Thursday, 23 September 2021

Our Ladies, Shang-Chi and the Legend of the Ten Rings and A Clockwork Orange

 

Our Ladies is a film about a convent school choir, let loose on the town (Edinburgh) before their big competition. What could possibly go wrong? Everything! The great thing about this movie is that it is so well written. Based on the book "The Sopranos" by Alan Warner, and Lee Hall's stage play "Our Ladies of Perpetual Succour", it has been adapted here by director Michael Caton-Jones and the late Alan Sharp. Everything about is brilliant. It is so emotional, even those times it seems unreal. It is great bawdy fun. Would a female team behind the camera have done any better? I doubt it. Maybe they should have had a chance. 

One critic called it "an exquisite slice of sweet ache and compassion amid the mounting chaos. What ensues is rude, funny and occasionally rather sweet". The stage play actually won the Olivier Award for  best new comedy in 2017. That would be worth seeing if it returned to theatres. All the cast are excellent, I particularly liked Kate Dickie as the harassed "nun in charge". There is a karaoke version of  "Tainted Love" that is alone worth the price of admission. Unforgettable.

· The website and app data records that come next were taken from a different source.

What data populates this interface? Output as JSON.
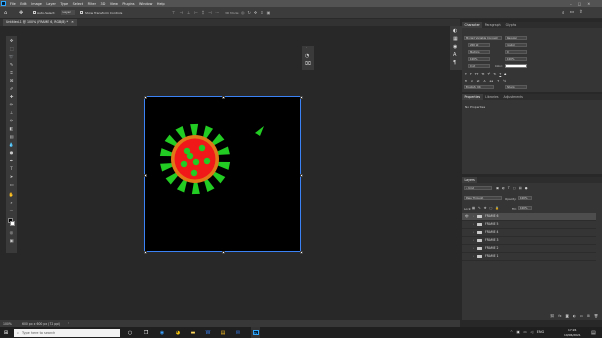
{
  "app": {
    "logo_text": "Ps"
  },
  "menu": [
    "File",
    "Edit",
    "Image",
    "Layer",
    "Type",
    "Select",
    "Filter",
    "3D",
    "View",
    "Plugins",
    "Window",
    "Help"
  ],
  "options_bar": {
    "auto_select_label": "Auto-Select:",
    "auto_select_target": "Layer",
    "transform_controls_label": "Show Transform Controls",
    "mode_3d_label": "3D Mode:"
  },
  "document_tab": {
    "title": "Untitled-1 @ 100% (FRAME 6, RGB/8) *"
  },
  "status_bar": {
    "zoom": "100%",
    "doc_info": "600 px x 600 px (72 ppi)"
  },
  "character_panel": {
    "tabs": [
      "Character",
      "Paragraph",
      "Glyphs"
    ],
    "font_family": "Myriad Variable Concept",
    "font_style": "Regular",
    "font_size": "200 pt",
    "leading": "(Auto)",
    "kerning": "Metrics",
    "tracking": "0",
    "vertical_scale": "100%",
    "horizontal_scale": "100%",
    "baseline_shift": "0 pt",
    "color_label": "Color:",
    "color": "#ffffff",
    "language": "English: UK",
    "antialias": "Sharp"
  },
  "properties_panel": {
    "tabs": [
      "Properties",
      "Libraries",
      "Adjustments"
    ],
    "empty_text": "No Properties"
  },
  "layers_panel": {
    "tabs": [
      "Layers"
    ],
    "filter_kind": "Kind",
    "blend_mode": "Pass Through",
    "opacity_label": "Opacity:",
    "opacity": "100%",
    "lock_label": "Lock:",
    "fill_label": "Fill:",
    "fill": "100%",
    "layers": [
      {
        "name": "FRAME 6",
        "selected": true,
        "visible": true
      },
      {
        "name": "FRAME 5",
        "selected": false,
        "visible": false
      },
      {
        "name": "FRAME 4",
        "selected": false,
        "visible": false
      },
      {
        "name": "FRAME 3",
        "selected": false,
        "visible": false
      },
      {
        "name": "FRAME 2",
        "selected": false,
        "visible": false
      },
      {
        "name": "FRAME 1",
        "selected": false,
        "visible": false
      }
    ]
  },
  "taskbar": {
    "search_placeholder": "Type here to search",
    "clock_time": "17:26",
    "clock_date": "10/06/2021",
    "language": "ENG"
  },
  "colors": {
    "virus_body": "#f01818",
    "virus_ring": "#e07818",
    "virus_spikes": "#22cc22",
    "selection": "#3b82f6",
    "color_swatch": "#ffffff"
  }
}
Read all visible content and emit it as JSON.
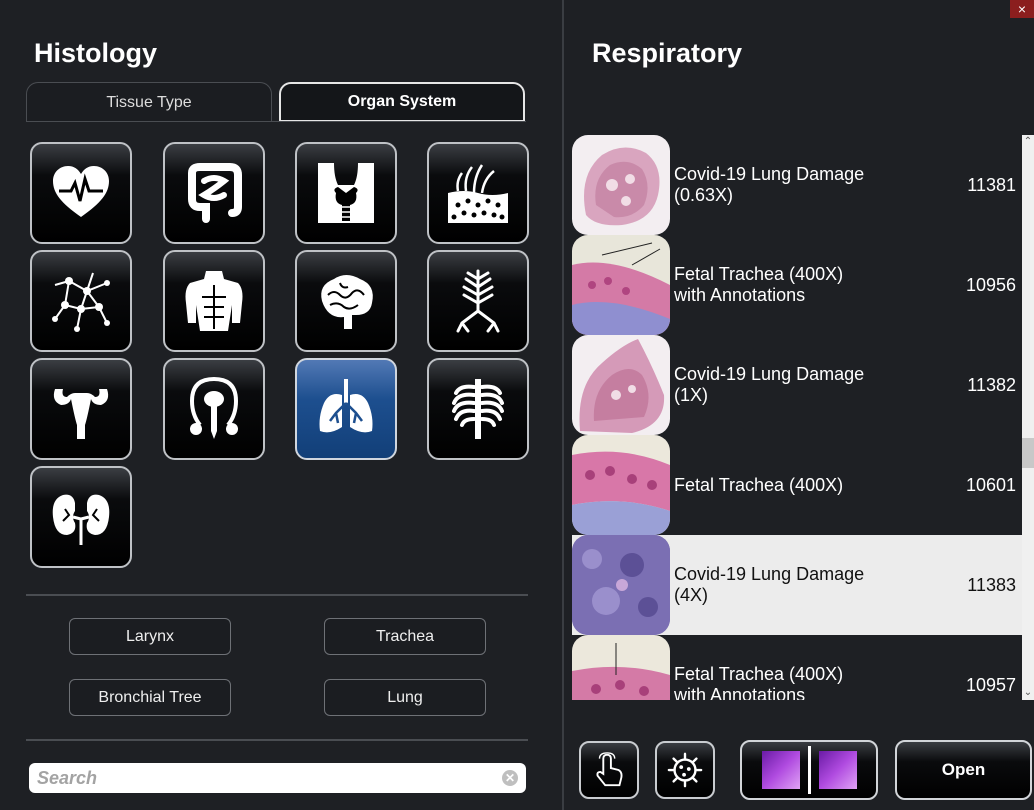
{
  "left": {
    "title": "Histology",
    "tabs": [
      {
        "label": "Tissue Type",
        "active": false
      },
      {
        "label": "Organ System",
        "active": true
      }
    ],
    "organ_systems": [
      {
        "icon": "heart-icon"
      },
      {
        "icon": "intestine-icon"
      },
      {
        "icon": "thyroid-icon"
      },
      {
        "icon": "skin-icon"
      },
      {
        "icon": "lymphatic-icon"
      },
      {
        "icon": "muscle-icon"
      },
      {
        "icon": "brain-icon"
      },
      {
        "icon": "bronchial-tree-icon"
      },
      {
        "icon": "female-reproductive-icon"
      },
      {
        "icon": "male-reproductive-icon"
      },
      {
        "icon": "lungs-icon",
        "selected": true
      },
      {
        "icon": "ribcage-icon"
      },
      {
        "icon": "kidneys-icon"
      }
    ],
    "subcategories": [
      "Larynx",
      "Trachea",
      "Bronchial Tree",
      "Lung"
    ],
    "search": {
      "placeholder": "Search",
      "value": ""
    }
  },
  "right": {
    "title": "Respiratory",
    "close_label": "×",
    "items": [
      {
        "name_line1": "Covid-19 Lung Damage",
        "name_line2": "(0.63X)",
        "id": "11381",
        "thumb": "lung-pink"
      },
      {
        "name_line1": "Fetal Trachea (400X)",
        "name_line2": "with Annotations",
        "id": "10956",
        "thumb": "trachea-annotated"
      },
      {
        "name_line1": "Covid-19 Lung Damage",
        "name_line2": "(1X)",
        "id": "11382",
        "thumb": "lung-pink"
      },
      {
        "name_line1": "Fetal Trachea (400X)",
        "name_line2": "",
        "id": "10601",
        "thumb": "trachea"
      },
      {
        "name_line1": "Covid-19 Lung Damage",
        "name_line2": "(4X)",
        "id": "11383",
        "thumb": "lung-purple",
        "selected": true
      },
      {
        "name_line1": "Fetal Trachea (400X)",
        "name_line2": "with Annotations",
        "id": "10957",
        "thumb": "trachea-annotated-2"
      }
    ],
    "toolbar": {
      "touch_icon": "touch-hand-icon",
      "virus_icon": "virus-icon",
      "compare_icon": "compare-icon",
      "open_label": "Open"
    },
    "colors": {
      "accent_selected": "#1d4f8f",
      "compare_purple": "#9b3fd0"
    }
  }
}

A very different film is Shang-Chi. An expensive Marvel blockbuster that I only went to see because many reviews said the first two thirds was a good story. Well, the story was OKish, the dialogue was ordinary and the cast were wooden. Except for two. Awkwafina showed what a good actress she is, and to my surprise, who should turn up but Ben Kingsley. Both were head and shoulders above the rest of the cast. At least the CGI is limited for the first two thirds of the film, but I could have done with missing the last part.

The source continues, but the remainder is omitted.